Mon, Feb 19, 2001 - Page 1 News List

France launches search for gang of human traffickers

AFP , FREJUS, FRANCE

Police launched an international manhunt yesterday to find the trafficking gang who abandoned more than 900 Iraqi Kurds in a leaking cargo ship marooned on rocks off the French Riviera.

As French police and Interpol tried to track down the owner and skipper of the East Sea, both thought to be Iraqi, and its Turkish crew, the migrants underwent medical checks in a temporary holding center ahead of the complicated process of requesting asylum.

Daniel Chaz, the assistant director of France's border police, told reporters outside the center in the southern town of Frejus that the migrants were the victims of a joint operation by Turkish and Iraqi "mafia" gangs.

The Kurds, including more than 300 children under 10, were smuggled out of northern Iraq and kept in safe houses before being loaded onto the East Sea from a Turkish beach on Feb. 10 and spending a week trapped in "disgusting conditions" below-decks, surviving on water and biscuits, Chaz said.

On Saturday the crew, who wore masks and were careful not to be identified, ran the ship onto rocks just off the beach at the French Riviera resort of Boulouris, 40km west of Cannes, Chaz said.

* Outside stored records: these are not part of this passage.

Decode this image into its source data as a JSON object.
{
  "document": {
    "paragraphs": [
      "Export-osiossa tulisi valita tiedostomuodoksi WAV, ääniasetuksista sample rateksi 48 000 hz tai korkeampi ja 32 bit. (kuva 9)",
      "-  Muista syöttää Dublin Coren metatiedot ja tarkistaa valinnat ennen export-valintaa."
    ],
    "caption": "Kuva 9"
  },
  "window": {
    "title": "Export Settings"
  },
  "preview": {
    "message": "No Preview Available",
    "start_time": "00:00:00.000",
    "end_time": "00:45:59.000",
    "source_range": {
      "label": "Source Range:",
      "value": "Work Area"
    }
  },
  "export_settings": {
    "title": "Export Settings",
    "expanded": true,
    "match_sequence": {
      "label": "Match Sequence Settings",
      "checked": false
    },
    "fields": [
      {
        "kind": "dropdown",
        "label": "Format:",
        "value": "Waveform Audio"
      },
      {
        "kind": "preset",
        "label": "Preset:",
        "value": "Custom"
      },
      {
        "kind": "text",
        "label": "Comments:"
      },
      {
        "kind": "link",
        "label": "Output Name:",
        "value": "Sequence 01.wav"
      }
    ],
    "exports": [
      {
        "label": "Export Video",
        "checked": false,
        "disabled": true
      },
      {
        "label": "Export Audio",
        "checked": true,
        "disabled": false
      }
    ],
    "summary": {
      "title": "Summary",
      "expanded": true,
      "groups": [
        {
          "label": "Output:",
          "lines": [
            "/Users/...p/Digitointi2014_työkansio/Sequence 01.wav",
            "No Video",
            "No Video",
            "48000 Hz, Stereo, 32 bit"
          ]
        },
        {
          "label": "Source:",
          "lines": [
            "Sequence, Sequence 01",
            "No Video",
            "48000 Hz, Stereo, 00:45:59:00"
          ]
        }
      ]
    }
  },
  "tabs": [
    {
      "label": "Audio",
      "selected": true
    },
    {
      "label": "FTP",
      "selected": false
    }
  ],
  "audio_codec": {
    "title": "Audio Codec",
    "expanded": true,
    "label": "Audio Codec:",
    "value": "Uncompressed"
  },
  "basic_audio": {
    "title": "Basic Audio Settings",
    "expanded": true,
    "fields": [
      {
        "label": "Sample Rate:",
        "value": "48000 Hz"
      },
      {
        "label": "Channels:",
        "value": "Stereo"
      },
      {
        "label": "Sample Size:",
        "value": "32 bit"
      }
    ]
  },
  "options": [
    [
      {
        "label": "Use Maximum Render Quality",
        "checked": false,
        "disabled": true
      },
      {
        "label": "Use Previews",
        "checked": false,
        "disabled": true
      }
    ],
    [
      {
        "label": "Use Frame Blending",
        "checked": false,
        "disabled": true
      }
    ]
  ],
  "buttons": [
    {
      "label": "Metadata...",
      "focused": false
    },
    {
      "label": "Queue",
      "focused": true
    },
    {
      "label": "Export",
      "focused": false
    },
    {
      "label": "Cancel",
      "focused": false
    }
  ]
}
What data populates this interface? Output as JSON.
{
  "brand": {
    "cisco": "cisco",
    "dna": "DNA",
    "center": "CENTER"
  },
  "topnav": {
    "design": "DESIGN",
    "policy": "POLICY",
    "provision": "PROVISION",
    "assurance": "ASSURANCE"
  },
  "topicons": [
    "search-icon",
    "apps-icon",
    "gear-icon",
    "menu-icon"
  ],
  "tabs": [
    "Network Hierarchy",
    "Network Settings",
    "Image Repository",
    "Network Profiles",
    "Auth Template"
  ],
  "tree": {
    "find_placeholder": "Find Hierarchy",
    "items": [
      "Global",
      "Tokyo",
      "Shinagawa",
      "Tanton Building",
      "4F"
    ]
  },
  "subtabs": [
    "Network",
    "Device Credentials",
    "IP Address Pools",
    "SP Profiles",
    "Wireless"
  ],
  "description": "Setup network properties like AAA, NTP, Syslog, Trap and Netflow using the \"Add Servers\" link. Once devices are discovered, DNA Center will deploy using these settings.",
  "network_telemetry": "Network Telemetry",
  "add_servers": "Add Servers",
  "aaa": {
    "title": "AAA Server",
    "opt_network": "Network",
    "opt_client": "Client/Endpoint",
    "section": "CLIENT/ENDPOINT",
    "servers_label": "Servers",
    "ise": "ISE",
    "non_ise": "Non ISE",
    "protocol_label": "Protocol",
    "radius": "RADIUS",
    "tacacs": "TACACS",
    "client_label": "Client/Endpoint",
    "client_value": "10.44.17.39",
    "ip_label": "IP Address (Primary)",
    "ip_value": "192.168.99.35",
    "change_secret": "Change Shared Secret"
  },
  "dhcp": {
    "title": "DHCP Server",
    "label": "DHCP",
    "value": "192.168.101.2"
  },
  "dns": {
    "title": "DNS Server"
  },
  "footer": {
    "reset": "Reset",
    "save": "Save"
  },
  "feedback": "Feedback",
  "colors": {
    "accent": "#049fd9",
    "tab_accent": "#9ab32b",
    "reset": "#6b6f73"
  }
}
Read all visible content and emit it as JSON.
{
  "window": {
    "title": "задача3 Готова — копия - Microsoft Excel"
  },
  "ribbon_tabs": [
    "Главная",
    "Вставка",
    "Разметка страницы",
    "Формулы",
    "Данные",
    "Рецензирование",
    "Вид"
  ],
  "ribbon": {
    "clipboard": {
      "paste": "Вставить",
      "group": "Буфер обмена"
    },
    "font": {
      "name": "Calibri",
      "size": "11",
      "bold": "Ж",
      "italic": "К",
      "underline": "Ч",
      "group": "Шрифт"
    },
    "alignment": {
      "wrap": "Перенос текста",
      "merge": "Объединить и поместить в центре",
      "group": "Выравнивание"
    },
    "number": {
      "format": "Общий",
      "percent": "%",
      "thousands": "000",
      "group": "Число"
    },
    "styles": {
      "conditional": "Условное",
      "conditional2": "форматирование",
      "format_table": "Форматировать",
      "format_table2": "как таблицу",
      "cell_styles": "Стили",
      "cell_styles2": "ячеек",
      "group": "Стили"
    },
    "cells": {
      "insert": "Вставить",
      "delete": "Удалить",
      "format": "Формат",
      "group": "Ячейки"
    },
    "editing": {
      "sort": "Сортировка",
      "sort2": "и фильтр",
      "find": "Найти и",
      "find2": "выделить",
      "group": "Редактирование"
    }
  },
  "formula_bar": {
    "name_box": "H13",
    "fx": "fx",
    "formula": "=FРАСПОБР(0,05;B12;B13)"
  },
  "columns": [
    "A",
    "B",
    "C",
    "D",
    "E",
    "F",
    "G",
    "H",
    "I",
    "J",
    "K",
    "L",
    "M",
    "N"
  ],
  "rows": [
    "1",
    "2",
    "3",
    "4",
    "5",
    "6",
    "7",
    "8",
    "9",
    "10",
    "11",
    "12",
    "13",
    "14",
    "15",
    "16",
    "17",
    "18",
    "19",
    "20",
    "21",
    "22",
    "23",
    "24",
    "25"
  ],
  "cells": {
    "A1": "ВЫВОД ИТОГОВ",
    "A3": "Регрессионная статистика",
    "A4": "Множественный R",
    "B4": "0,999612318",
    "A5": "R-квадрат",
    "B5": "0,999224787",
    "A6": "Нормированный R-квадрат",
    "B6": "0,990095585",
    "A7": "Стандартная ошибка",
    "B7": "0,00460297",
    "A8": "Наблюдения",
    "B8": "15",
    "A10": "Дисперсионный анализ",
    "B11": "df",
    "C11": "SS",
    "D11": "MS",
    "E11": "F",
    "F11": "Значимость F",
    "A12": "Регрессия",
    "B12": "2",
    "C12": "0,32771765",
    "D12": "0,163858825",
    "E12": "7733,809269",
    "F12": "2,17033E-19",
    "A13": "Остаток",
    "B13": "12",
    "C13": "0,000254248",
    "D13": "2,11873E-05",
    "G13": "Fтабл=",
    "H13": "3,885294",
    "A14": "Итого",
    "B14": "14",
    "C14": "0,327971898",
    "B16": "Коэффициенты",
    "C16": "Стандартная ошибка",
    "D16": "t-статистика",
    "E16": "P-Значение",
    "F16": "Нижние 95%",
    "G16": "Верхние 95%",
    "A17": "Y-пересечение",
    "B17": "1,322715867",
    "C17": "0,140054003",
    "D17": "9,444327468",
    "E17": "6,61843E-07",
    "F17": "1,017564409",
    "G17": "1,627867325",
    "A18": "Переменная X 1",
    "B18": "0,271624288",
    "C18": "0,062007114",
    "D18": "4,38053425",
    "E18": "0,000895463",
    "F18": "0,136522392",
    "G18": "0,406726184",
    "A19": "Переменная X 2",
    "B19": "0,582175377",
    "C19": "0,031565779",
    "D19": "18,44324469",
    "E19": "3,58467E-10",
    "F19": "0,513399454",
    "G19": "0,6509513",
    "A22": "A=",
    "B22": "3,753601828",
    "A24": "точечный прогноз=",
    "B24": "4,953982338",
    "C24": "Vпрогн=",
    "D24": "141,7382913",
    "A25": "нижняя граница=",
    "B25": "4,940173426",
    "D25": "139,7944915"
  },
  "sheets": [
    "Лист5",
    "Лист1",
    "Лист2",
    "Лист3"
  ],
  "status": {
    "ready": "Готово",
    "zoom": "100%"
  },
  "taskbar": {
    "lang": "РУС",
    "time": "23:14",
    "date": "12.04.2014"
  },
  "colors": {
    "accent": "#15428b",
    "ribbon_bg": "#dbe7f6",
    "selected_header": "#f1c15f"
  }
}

The crew abandoned ship and fled, he said. Police sources said that a lifeboat found nearby had been damaged with an ax in a bid to conceal the escape, and that the boat left on the ship was also sabotaged.

French authorities rescued the migrants and have housed them in a "holding area" set up in a disused military depot while a large team of immigration and police officials prepared to begin interviewing them.

"They were astonished to arrive in France. They had been told they would be taken to Europe, but they didn't know where," he said, "They just wanted to come to a democratic country in Europe."

Police and immigration officials have been drafted from Paris and across the region to the town of Frejus, where the refugees are staying, to help interview the migrants, whom Chaz expected to demand political asylum.

"We have put in place, along with the public health authorities, a program of systematic medical checks with pediatricians and general practitioners in order to build up a complete picture of their state of health," Claude Oliver Martin, the Red Cross co-ordinator in Frejus, said.

Although most refugees were suffering from dehydration, only about 16 had needed hospital treatment, Martin said.

Regional officials said that border police would begin serving the Kurds notices that they had not been granted permission to enter France and that those who appealed for asylum would be granted court hearings from today.

But Thierry Claux of CIMADE, a French non-governmental refugee support agency which is permitted access to holding centers, warned the huge size of the latest cargo would create a headache for the authorities.

"They have only had access to four or five translators," he said, "And don't really know what's going on. ... When people are refused admission they are supposed, under law, to be returned to the country they came from by the method by which they arrived. These people's boat has sunk, and the crew escaped, so that can't happen," Claux said.